India’s big domestic market is reason enough for growing interest of MNCs to set up its manufacturing plants in India. Many companies of developed countries are entering in India’s manufacturing sector.
Most of the globally known auto companies including commercial vehicle manufacturers are having its facilities in India.
Toyota Motors’ first coming in India for commercial vehicle didn’t get ahead significantly in 80s. At later date, Toyota Motors set up a plant near Bangalore in India for manufacturing its utility vehicles and compact passenger cars, presently manufacturing Innova and Corrola respectively. It has another manufacturing facility that produces gearboxes that are exported too. Toyota Kirloskar, as part of its expansion plans now to set up another small and compact car manufacturing unit with an investment of about Rs 3,200 crore, creating 2,000 jobs.
GM might have filed bankruptcy in US; GM India is planning another minicar in India that will be priced below ‘Spark’. Other foreign auto manufacturers including Honda and Nissan are setting up or expanding their manufacturing facilities in India to get its own share of Indian market. Interestingly, exports of passenger cars from the country soared 41.64 per cent in May, although domestic sales increased by a meager 2.48 per cent.
Hyundai Motor India is studying the feasibility of setting up a diesel engine plant close to its existing car manufacturing plant near Chennai. Hyundai Motor already has a petrol engine plant which makes Kappa engine at its Sriperumbudur plant near Chennai. The Kappa engine, which is fitted into the i10 car of Hyundai, was developed at a cost of over $400 million. The company expects to sell about 5.8 lakh cars during this calendar year, which is an increase of slightly over 18 per cent over the previous year. Out of 5.8 lakh cars, about 3 lakh cars will be exported including to some European countries.
Being in Noida and seeing Delhi Metro getting into this NCR by August end, I can realize the speed at which Metro is expanding. Its contribution to the improvement of the quality of the life of the city has made other cities to go for Metros in number of cities. And this is the way the related manufacturing gets a boost. Bombardier Transportation set up a manufacturing facility in Gujarat to produce metro train. The first Bombardier Movia train has wheeled out of the Savli facility in a record 18 months. The coaches are cheaper in price than the imported ones. Its design is improved one and incorporates many improved features. It is about 35-40% indigenous. It will supply a total of 81 train sets comprising 424 broad gauge coaches to Delhii Metro Rail Corporation (DMRC) by October 2010 at a cost of about Rs 3,000 crore. I am sure that the plant will soon become the company’s hub even for export market.

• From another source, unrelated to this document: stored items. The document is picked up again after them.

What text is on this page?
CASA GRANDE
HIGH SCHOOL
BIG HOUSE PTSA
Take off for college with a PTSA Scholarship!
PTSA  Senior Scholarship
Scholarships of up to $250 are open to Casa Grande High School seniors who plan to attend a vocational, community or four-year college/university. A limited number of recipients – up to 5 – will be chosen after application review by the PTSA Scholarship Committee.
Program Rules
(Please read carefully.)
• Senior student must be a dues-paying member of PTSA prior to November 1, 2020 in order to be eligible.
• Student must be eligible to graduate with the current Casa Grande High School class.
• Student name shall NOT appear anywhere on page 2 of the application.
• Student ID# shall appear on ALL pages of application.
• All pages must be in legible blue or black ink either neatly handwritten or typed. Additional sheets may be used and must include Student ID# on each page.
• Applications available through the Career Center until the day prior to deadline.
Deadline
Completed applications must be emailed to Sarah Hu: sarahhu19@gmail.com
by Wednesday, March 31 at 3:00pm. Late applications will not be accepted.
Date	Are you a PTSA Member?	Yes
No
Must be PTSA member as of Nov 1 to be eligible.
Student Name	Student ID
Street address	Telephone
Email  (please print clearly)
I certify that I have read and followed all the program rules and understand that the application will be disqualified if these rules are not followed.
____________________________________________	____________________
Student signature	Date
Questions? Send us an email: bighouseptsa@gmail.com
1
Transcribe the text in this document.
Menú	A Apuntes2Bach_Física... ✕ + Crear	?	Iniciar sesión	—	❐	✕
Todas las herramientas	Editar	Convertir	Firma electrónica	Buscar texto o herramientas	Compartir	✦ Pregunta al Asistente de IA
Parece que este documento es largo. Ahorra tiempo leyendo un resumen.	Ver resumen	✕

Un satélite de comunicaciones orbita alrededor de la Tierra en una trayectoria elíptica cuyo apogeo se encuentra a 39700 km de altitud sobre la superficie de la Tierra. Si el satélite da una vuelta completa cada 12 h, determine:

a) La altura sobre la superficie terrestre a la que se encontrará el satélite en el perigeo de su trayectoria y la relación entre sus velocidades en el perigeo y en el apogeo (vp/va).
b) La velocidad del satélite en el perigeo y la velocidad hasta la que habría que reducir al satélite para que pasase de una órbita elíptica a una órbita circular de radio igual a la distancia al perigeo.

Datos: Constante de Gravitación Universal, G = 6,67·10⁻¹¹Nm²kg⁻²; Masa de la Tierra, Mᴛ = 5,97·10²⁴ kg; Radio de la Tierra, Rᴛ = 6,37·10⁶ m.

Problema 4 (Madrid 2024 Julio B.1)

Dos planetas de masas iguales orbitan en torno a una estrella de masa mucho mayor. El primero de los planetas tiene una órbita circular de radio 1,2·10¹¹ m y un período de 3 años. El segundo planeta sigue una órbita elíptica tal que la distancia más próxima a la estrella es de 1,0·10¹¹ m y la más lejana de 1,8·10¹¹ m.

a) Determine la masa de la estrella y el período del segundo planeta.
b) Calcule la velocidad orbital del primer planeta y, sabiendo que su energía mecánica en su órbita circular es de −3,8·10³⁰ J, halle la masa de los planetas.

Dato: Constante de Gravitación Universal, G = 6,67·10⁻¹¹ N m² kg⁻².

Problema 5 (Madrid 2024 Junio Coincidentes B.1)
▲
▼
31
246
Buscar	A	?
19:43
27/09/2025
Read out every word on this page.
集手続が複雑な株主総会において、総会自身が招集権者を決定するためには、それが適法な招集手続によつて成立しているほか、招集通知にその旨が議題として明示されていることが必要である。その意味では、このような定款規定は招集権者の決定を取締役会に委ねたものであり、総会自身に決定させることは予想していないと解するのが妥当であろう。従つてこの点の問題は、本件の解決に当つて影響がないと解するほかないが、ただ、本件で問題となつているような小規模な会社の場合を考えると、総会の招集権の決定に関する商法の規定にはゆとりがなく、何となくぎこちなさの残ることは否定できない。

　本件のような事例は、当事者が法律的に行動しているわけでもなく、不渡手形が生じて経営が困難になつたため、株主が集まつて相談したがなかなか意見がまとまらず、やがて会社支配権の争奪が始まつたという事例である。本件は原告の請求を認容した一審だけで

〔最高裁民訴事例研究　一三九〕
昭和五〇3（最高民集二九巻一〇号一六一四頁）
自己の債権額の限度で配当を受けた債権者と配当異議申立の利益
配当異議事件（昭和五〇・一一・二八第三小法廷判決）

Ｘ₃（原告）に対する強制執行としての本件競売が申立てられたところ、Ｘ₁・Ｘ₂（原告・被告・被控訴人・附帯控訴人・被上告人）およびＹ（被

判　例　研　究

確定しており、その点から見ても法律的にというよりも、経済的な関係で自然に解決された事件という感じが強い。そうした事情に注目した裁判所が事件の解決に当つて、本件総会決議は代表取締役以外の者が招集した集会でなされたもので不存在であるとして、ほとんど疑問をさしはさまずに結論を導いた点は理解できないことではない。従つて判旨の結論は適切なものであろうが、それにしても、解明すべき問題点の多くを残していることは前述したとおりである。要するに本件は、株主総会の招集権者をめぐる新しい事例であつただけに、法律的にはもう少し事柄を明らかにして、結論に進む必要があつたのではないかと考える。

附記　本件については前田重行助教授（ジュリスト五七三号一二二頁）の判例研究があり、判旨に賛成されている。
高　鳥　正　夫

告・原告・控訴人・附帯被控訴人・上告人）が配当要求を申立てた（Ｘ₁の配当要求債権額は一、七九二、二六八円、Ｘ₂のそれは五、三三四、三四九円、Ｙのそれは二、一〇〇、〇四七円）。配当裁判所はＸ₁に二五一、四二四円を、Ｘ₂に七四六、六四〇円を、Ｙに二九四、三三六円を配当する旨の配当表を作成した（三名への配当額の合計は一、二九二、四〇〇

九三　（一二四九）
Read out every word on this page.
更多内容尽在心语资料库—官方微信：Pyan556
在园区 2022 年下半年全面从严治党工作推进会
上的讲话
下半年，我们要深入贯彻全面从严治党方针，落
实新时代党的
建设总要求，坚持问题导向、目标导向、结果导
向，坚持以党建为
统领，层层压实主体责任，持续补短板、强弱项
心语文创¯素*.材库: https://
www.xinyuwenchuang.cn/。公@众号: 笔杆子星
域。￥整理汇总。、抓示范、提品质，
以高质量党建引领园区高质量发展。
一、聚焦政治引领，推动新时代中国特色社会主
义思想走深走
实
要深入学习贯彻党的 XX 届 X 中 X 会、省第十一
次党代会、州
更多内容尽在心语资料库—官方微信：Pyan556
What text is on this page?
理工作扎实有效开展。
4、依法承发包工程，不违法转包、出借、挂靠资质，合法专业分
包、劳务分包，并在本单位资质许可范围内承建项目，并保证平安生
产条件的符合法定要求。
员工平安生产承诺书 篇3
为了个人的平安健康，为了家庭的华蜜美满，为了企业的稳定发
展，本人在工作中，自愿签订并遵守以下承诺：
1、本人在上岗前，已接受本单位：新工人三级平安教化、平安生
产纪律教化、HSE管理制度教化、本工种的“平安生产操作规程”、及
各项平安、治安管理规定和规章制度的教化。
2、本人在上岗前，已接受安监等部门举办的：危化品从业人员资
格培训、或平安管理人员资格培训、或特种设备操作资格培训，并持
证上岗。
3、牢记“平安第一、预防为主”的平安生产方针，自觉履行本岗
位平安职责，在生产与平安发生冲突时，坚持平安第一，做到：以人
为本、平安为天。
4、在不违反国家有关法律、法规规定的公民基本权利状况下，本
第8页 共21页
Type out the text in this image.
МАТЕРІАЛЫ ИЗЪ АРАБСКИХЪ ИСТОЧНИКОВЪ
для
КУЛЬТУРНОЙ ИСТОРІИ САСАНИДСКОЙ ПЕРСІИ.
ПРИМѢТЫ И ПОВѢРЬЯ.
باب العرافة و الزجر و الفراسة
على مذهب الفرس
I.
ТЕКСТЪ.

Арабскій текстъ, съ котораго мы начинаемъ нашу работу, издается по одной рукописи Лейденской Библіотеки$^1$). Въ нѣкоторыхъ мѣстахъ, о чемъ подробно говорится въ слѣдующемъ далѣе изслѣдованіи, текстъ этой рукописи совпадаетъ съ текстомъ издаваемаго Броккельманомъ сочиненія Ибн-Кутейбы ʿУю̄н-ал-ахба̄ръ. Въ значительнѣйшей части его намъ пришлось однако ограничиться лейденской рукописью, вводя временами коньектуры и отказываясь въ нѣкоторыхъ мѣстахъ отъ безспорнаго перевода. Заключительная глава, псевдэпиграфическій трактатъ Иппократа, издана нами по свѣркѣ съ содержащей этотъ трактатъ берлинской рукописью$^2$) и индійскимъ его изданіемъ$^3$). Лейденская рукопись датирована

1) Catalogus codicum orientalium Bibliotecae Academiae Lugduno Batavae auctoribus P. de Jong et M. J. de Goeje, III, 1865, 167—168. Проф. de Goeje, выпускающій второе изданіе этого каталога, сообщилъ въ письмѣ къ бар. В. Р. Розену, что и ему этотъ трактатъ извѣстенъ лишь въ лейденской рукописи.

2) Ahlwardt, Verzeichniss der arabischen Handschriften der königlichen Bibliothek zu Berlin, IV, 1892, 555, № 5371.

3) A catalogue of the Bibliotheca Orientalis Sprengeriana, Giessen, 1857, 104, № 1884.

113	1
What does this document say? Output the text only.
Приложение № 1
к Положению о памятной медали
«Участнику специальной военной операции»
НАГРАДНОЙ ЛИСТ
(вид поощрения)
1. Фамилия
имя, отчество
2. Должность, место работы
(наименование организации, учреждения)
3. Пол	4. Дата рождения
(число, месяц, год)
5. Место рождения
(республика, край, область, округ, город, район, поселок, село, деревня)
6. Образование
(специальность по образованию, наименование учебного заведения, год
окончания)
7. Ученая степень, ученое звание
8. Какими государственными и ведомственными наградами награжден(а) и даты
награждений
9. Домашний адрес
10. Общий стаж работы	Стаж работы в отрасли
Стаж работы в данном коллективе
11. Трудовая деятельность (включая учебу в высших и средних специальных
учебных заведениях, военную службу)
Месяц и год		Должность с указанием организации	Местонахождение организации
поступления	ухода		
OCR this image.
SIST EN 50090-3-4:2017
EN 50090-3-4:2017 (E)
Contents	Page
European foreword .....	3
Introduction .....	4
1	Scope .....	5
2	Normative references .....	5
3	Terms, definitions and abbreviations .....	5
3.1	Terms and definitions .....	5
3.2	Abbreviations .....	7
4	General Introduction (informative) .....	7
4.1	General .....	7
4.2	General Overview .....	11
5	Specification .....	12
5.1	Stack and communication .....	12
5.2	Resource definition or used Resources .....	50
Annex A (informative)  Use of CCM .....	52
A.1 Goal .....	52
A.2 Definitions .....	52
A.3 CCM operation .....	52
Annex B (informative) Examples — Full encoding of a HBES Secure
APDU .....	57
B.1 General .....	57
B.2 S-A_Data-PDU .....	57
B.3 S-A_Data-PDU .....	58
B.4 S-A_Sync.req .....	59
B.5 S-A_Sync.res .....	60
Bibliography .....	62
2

The defence production facilities can further enhance the manufacturing sector if it scales its production and also get into export business more commercially. Latest in the news is the Indian Army’s acceptance of DRDO designed and locally built main battle tanks, Arjun. The first armoured regiment with 45 Arjun tanks has taken shape. MBT Arjun has excellent mobility, superior fire power and protection, and is comparable to contemporary world tanks. Some of the significant locally built technologies include Kanchan armour, hydro-pneumatic suspension, armament system, integrated fire detection and suppression system, system engineering and system integration of complex weapon platforms. The tank has been designed and developed by Combat Vehicles Research and Development Establishment India (CVRDE) along with other defence research and development organisations (DRDO) and industrial partners.And the government must take a prudent decision to keep on scaling up and innovating it. It must market and export it to all the countries against global competition. It will mean a lot of outsourcing to many manufacturing vendors.
The government must facilitate Indian PSUs such as HAL, BHEL and BMEL to expand and to become one of the top 10 companies of the world. Automatically, this thrust will give Indian manufacturing a big boost.
But the real employment generation can come only through manufacturing of low tech high volume domestically required commodities in big way in all corners of the country. India will have to compete with other Asian countries, particularly China. How can India get into this mode of manufacturing? India must find a cost effective model and induce the thousands of the new entrepreneurs for this sector.